LYNN KUTTER ENTERPRISE-LEADER Melissa Hoffman of Prairie Grove looks through one of the telescopes set up for a Star Party at Prairie Grove Battlefield State Park.

LYNN KUTTER ENTERPRISE-LEADER Melissa Hoffman of Prairie Grove looks through one of the telescopes set up for a Star Party at Prairie Grove Battlefield State Park.

Wednesday, July 4, 2018

PRAIRIE GROVE -- More than 300 children and adults recently spent an evening looking at the night sky through 14 telescopes set up at Prairie Grove Battlefield State Park.

The Sugar Creek Astronomical Society of Bella Vista and NWA Space hosted a free Star Party to help get people excited about space, said Katherine Auld, board chairman of NWA Space.

People were able to see the moon, Jupiter, Venus and other objects through the telescopes earlier in the evening. Auld said she hoped Saturn would be visible later in the night.

The Society hosts free star parties about six times a year at Hobbs State Park-Conservation Area but wanted to find a place in the southern end of the region, Auld said. The Battlefield State Park was perfect, she noted, because it had parking available and a large open space for the telescopes.

The event was set up next to the new bathroom facility and in the field near the Borden House.

Basically, Auld said, the goal of the Star Party was for people to look through telescopes and just say, "Oh, wow."

It also provides the opportunity to educate people about astronomy, she said.

"We've found that anything having to do with space and stars, people will come and look," she said.

NWA Space, a non-profit organization, is in the midst of a plan to construct a two-phase science center on 20 acres in Lowell.
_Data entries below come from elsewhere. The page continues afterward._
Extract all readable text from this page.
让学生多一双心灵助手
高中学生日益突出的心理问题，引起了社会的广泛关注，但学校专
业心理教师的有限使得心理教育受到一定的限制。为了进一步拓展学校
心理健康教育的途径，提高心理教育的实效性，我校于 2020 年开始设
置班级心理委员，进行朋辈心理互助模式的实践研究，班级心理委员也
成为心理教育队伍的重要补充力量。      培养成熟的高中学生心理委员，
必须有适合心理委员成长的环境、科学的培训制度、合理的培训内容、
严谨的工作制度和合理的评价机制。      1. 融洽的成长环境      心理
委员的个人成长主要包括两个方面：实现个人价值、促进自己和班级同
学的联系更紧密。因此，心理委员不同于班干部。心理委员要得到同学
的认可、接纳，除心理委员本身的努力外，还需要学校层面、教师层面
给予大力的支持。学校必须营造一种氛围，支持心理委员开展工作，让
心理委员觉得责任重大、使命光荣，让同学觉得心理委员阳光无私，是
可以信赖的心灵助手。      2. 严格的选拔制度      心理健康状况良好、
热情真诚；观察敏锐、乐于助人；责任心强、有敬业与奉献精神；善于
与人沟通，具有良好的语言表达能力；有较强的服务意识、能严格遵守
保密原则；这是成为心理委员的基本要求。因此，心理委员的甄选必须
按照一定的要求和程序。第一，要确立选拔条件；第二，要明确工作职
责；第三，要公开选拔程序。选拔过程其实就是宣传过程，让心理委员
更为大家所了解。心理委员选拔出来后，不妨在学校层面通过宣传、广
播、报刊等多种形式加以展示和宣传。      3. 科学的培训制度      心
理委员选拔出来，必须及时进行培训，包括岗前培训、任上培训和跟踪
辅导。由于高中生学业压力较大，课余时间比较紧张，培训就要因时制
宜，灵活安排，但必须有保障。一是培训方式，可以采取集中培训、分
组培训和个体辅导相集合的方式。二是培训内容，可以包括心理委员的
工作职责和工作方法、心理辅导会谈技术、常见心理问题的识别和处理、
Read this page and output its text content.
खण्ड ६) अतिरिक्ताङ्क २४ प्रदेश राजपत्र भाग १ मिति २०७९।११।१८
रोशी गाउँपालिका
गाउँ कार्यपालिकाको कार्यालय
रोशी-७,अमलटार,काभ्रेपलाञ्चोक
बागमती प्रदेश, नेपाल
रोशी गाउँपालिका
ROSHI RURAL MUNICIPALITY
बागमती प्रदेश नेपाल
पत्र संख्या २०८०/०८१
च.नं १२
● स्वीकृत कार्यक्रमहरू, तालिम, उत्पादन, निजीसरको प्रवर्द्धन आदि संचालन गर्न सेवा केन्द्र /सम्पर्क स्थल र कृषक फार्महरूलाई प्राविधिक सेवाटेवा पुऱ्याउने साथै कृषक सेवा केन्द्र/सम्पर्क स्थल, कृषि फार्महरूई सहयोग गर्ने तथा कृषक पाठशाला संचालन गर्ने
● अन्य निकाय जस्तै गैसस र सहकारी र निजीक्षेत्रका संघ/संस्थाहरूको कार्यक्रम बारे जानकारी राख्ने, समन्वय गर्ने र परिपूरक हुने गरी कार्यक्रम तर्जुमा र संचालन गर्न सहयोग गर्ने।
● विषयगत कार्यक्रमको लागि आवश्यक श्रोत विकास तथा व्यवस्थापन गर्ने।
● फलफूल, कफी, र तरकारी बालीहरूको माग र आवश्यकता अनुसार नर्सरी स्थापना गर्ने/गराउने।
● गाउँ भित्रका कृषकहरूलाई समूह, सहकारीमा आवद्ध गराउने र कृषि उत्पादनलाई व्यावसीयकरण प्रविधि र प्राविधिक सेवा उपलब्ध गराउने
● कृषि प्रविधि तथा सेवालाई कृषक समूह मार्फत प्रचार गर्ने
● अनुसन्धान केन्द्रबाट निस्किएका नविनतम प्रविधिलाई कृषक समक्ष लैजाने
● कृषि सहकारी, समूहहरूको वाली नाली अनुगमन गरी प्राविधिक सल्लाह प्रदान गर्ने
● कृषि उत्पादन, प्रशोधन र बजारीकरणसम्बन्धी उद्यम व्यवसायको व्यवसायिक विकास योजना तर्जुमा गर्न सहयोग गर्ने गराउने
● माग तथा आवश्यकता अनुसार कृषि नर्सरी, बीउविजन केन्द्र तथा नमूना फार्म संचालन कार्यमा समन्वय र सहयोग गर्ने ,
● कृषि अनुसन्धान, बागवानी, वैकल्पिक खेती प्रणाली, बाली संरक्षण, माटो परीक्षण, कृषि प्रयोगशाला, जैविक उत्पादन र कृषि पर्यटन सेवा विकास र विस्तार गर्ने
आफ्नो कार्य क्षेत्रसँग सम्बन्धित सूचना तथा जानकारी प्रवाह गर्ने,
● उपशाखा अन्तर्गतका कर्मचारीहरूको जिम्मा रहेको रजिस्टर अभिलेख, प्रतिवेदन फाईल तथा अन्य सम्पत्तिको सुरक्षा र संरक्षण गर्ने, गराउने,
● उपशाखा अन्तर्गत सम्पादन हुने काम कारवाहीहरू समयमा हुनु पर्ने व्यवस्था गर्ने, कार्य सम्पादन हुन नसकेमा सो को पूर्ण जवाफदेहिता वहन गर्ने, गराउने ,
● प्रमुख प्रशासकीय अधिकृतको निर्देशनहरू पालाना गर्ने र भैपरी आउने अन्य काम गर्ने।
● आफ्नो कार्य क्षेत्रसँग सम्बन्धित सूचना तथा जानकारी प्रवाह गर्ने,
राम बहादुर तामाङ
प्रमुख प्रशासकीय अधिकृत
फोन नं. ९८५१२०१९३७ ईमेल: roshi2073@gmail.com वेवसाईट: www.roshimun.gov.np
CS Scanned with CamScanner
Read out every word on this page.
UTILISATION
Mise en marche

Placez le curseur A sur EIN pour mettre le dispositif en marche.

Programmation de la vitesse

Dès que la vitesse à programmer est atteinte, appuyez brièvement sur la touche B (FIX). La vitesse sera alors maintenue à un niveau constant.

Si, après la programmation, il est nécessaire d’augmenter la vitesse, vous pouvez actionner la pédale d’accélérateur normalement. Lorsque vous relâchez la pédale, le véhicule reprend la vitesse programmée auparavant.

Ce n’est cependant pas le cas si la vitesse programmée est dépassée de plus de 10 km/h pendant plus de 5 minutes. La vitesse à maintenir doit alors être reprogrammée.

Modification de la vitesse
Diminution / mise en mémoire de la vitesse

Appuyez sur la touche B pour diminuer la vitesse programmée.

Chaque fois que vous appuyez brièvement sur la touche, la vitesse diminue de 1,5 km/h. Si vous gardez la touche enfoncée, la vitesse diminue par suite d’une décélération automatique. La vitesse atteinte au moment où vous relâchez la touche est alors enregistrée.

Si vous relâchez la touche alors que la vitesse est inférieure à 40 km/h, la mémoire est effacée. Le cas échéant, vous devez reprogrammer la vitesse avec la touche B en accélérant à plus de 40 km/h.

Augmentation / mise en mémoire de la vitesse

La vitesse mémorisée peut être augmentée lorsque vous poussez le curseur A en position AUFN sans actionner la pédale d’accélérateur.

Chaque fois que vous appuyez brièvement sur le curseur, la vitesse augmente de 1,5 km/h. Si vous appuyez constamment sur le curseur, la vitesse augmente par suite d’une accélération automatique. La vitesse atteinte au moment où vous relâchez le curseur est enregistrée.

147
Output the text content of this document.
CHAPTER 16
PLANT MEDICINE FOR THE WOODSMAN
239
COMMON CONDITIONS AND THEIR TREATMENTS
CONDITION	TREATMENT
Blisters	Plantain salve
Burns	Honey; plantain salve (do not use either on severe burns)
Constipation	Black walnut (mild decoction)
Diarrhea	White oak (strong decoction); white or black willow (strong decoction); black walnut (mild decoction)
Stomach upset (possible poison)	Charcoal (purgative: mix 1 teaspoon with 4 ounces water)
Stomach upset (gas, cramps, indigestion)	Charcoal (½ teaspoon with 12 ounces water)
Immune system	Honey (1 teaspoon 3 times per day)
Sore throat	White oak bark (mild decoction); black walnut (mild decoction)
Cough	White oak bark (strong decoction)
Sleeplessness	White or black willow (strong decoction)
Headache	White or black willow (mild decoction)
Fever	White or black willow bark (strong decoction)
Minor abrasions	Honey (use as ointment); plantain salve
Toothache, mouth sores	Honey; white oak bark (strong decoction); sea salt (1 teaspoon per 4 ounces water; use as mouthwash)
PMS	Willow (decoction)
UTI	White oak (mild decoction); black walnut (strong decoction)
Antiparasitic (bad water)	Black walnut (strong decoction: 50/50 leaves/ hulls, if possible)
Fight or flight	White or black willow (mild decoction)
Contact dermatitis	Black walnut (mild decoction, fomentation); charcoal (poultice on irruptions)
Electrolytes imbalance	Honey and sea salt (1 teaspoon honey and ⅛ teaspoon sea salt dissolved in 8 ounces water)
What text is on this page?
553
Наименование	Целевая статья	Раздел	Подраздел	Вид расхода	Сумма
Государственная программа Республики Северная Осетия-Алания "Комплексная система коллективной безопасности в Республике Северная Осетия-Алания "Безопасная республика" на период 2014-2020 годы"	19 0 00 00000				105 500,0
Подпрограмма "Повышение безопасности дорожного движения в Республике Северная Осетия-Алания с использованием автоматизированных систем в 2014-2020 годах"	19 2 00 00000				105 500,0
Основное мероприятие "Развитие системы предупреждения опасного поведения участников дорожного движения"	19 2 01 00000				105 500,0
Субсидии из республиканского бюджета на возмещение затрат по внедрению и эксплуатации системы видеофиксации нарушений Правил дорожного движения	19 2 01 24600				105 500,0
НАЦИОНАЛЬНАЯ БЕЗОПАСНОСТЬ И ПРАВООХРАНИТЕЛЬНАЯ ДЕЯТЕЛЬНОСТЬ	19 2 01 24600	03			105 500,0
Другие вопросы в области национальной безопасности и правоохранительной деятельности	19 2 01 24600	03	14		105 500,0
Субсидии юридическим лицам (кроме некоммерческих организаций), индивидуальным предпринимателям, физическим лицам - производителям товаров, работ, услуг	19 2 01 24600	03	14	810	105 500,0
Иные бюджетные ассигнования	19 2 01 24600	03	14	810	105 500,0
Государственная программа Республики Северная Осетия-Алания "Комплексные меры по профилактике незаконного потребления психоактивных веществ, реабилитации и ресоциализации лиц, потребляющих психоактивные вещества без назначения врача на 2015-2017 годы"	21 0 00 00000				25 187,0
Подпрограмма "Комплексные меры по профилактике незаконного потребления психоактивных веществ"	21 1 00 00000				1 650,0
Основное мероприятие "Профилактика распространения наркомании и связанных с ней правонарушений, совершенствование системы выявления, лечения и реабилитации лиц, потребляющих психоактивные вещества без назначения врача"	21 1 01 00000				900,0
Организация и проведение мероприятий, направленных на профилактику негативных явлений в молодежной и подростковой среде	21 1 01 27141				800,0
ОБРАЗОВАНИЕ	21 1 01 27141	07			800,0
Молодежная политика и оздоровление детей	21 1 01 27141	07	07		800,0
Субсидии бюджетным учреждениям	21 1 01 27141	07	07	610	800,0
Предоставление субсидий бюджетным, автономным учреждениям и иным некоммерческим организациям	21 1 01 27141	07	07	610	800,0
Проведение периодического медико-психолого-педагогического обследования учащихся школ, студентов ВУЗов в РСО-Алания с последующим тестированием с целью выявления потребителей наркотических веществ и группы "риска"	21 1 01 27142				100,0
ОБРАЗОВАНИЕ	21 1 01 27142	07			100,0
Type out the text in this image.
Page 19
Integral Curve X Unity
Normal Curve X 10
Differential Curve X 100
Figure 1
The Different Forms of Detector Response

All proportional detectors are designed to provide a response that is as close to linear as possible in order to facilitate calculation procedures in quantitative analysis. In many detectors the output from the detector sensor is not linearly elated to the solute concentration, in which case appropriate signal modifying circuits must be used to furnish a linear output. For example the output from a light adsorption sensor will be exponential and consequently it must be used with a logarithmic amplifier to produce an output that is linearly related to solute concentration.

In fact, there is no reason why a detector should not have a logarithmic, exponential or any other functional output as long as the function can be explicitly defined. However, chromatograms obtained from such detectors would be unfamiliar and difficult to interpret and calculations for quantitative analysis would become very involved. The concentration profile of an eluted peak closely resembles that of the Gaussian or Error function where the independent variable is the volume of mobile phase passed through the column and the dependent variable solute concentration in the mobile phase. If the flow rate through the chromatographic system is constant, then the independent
The first phase, Auld said, will be an observatory to house a 36-foot-long refracting telescope the organization received last year from Swarthmore College in Pennsylvania.

A 100-seat planetarium will be part of the second phase of construction.

Susan Adkins, superintendent of the Battlefield State Park, said she was excited to have a Star Party in Prairie Grove and was open to more in the future.

Several people looking through the telescopes said it was the first time they had come to an event to look at planets and stars.

"This is great," said Melissa Hoffman of Prairie Grove.

Kara Cueno of Springdale read about the event on Facebook. She was looking at the moon with one of the telescopes.

"This is pretty cool," Cueno said. "You can see a crater about the size of Texas on the moon."